My article is titled "Academic Librarians as Knowledge Creators," and addresses the question of how both faculty status and tenure for librarians relate to the practice of creating new knowledge in the field of librarianship through doing and publishing scholarly research. It's what I've dubbed a "personal case study" because it not only situates that question within the literature, but measures it against my own experience as a librarian on the tenure-track who is required to be successful at doing and publishing scholarly research. In it, I share the narrative of my collaboration with my research partna', Teresa, through the lens of the question the article is addressing. I hope you'll click on over and give it a read if you haven't yet, and do let me know what you think if you do!

This article was originally written as a book chapter for an edited collection that never got off the ground--though it still may. I blogged almost two years ago while I was doing the research for the piece, which also gives insight as to how I decided on the title. I decided to pull it from the collection and offer it to the professional community sooner than I would have had I kept it in the traditional publishing cycle it was going through as a book chapter. Since a publisher hadn't been found at the time I pulled it to seek publication elsewhere, I knew there was no guarantee my piece would even remain in the final collection, whose final publication was still months-if-not-years away. The kind of researcher I am growing into just cannot deal with that kind of timeline, unless I am entering into it knowingly and intentionally with a specific aim in mind. Lesson learned for the future.

But JCLP has been just awesome to work with, and it meets all the criteria for openness and timeliness of publication that my experience with the traditionally edited collection did not. (I can't recommend highly enough this journal to other researchers in the field of librarianship as a possible space to publish your work.) I chose to request peer review for my article, and while it slowed down publication a tad (a whomping three months<sarcasm>--that's a blink compared to most publications), I am so glad I did. It was a case of peer review doing what it's supposed to--i.e., make the work better than it would have been otherwise. One of the reviewers responded positively with no substantive feedback, but the other reviewer engaged the piece thoroughly and offered criticism with an eye toward the article's potential.

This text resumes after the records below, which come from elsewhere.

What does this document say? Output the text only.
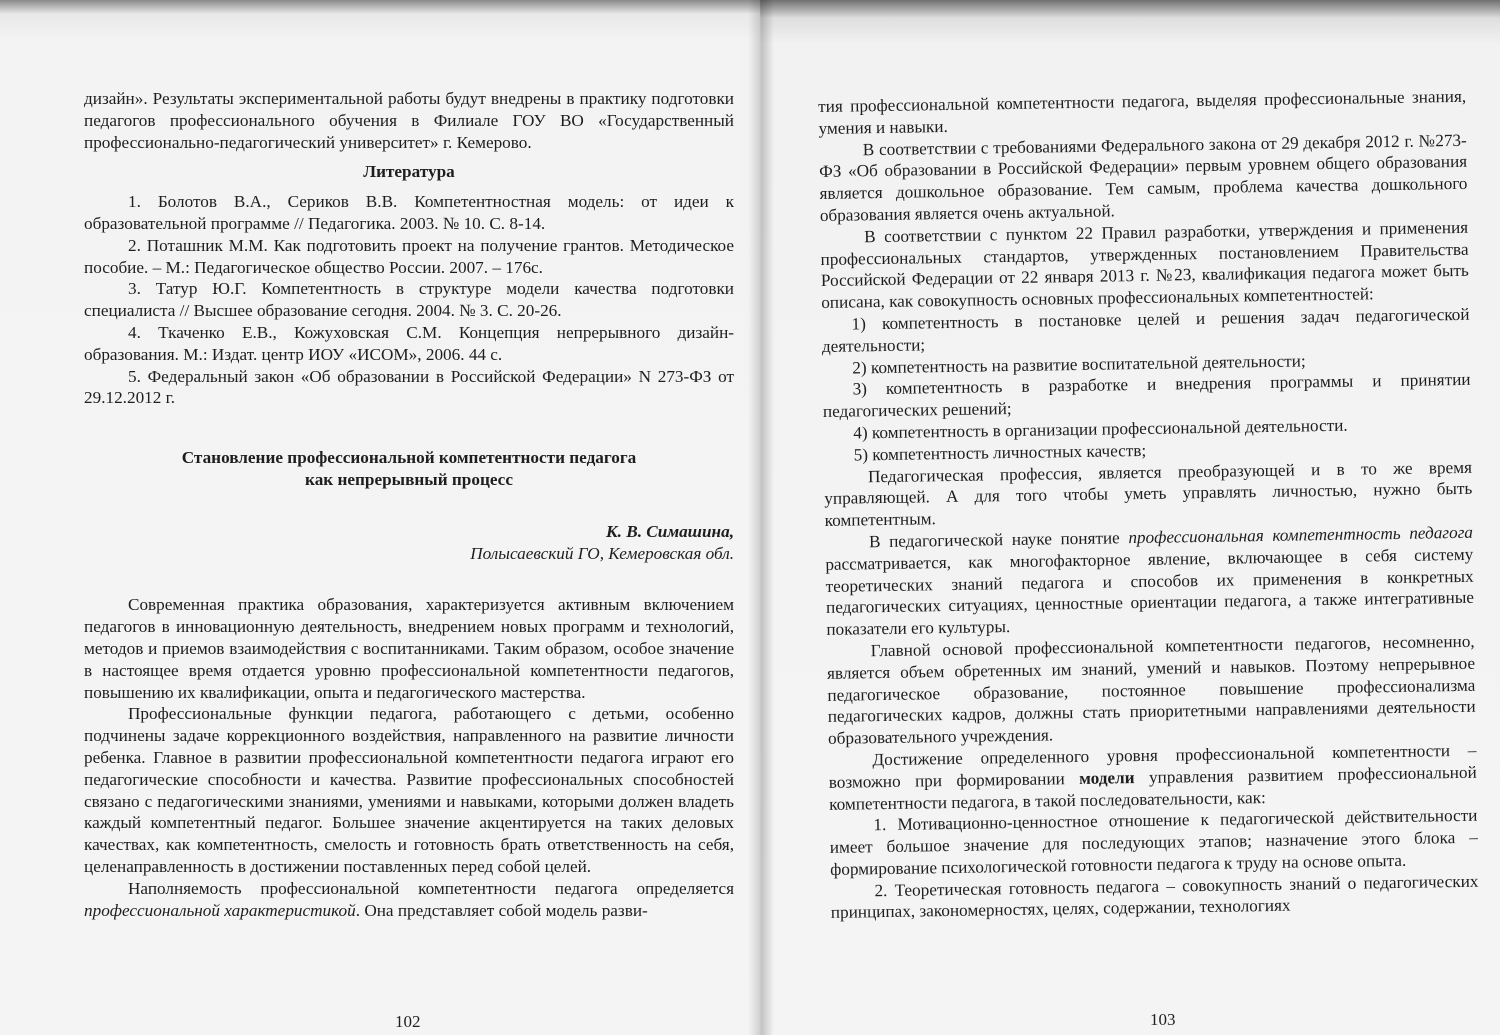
дизайн». Результаты экспериментальной работы будут внедрены в практику подготовки педагогов профессионального обучения в Филиале ГОУ ВО «Государственный профессионально-педагогический университет» г. Кемерово.

Литература

1. Болотов В.А., Сериков В.В. Компетентностная модель: от идеи к образовательной программе // Педагогика. 2003. № 10. С. 8-14.

2. Поташник М.М. Как подготовить проект на получение грантов. Методическое пособие. – М.: Педагогическое общество России. 2007. – 176с.

3. Татур Ю.Г. Компетентность в структуре модели качества подготовки специалиста // Высшее образование сегодня. 2004. № 3. С. 20-26.

4. Ткаченко Е.В., Кожуховская С.М. Концепция непрерывного дизайн-образования. М.: Издат. центр ИОУ «ИСОМ», 2006. 44 с.

5. Федеральный закон «Об образовании в Российской Федерации» N 273-ФЗ от 29.12.2012 г.

Становление профессиональной компетентности педагога
как непрерывный процесс

К. В. Симашина,

Полысаевский ГО, Кемеровская обл.

Современная практика образования, характеризуется активным включением педагогов в инновационную деятельность, внедрением новых программ и технологий, методов и приемов взаимодействия с воспитанниками. Таким образом, особое значение в настоящее время отдается уровню профессиональной компетентности педагогов, повышению их квалификации, опыта и педагогического мастерства.

Профессиональные функции педагога, работающего с детьми, особенно подчинены задаче коррекционного воздействия, направленного на развитие личности ребенка. Главное в развитии профессиональной компетентности педагога играют его педагогические способности и качества. Развитие профессиональных способностей связано с педагогическими знаниями, умениями и навыками, которыми должен владеть каждый компетентный педагог. Большее значение акцентируется на таких деловых качествах, как компетентность, смелость и готовность брать ответственность на себя, целенаправленность в достижении поставленных перед собой целей.

Наполняемость профессиональной компетентности педагога определяется профессиональной характеристикой. Она представляет собой модель разви-

102

тия профессиональной компетентности педагога, выделяя профессиональные знания, умения и навыки.

В соответствии с требованиями Федерального закона от 29 декабря 2012 г. №273-ФЗ «Об образовании в Российской Федерации» первым уровнем общего образования является дошкольное образование. Тем самым, проблема качества дошкольного образования является очень актуальной.

В соответствии с пунктом 22 Правил разработки, утверждения и применения профессиональных стандартов, утвержденных постановлением Правительства Российской Федерации от 22 января 2013 г. №23, квалификация педагога может быть описана, как совокупность основных профессиональных компетентностей:

1) компетентность в постановке целей и решения задач педагогической деятельности;

2) компетентность на развитие воспитательной деятельности;

3) компетентность в разработке и внедрения программы и принятии педагогических решений;

4) компетентность в организации профессиональной деятельности.

5) компетентность личностных качеств;

Педагогическая профессия, является преобразующей и в то же время управляющей. А для того чтобы уметь управлять личностью, нужно быть компетентным.

В педагогической науке понятие профессиональная компетентность педагога рассматривается, как многофакторное явление, включающее в себя систему теоретических знаний педагога и способов их применения в конкретных педагогических ситуациях, ценностные ориентации педагога, а также интегративные показатели его культуры.

Главной основой профессиональной компетентности педагогов, несомненно, является объем обретенных им знаний, умений и навыков. Поэтому непрерывное педагогическое образование, постоянное повышение профессионализма педагогических кадров, должны стать приоритетными направлениями деятельности образовательного учреждения.

Достижение определенного уровня профессиональной компетентности – возможно при формировании модели управления развитием профессиональной компетентности педагога, в такой последовательности, как:

1. Мотивационно-ценностное отношение к педагогической действительности имеет большое значение для последующих этапов; назначение этого блока – формирование психологической готовности педагога к труду на основе опыта.

2. Теоретическая готовность педагога – совокупность знаний о педагогических принципах, закономерностях, целях, содержании, технологиях

103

If I were to sum up the second reviewer's feedback in my own words, it would basically be:

"Make this article more #critlib*."

I was more than happy to oblige.

And so, I did my best to #critlib a piece I had first written over a year before ever encountering the critical library community. It was published at the beginning of December, and I'm so excited it is out there for folks to read and engage with.

So, those are my two big accomplishments from last semester, with some pictures of a very Bookie Christmas thrown in for good measure.

What did you find were your biggest accomplishments at the end of 2014?


*The reviewer did not use the #critlib hashtag in the feedback offered. I'm using it to encapsulate all of the reviewer's major points and suggested improvements.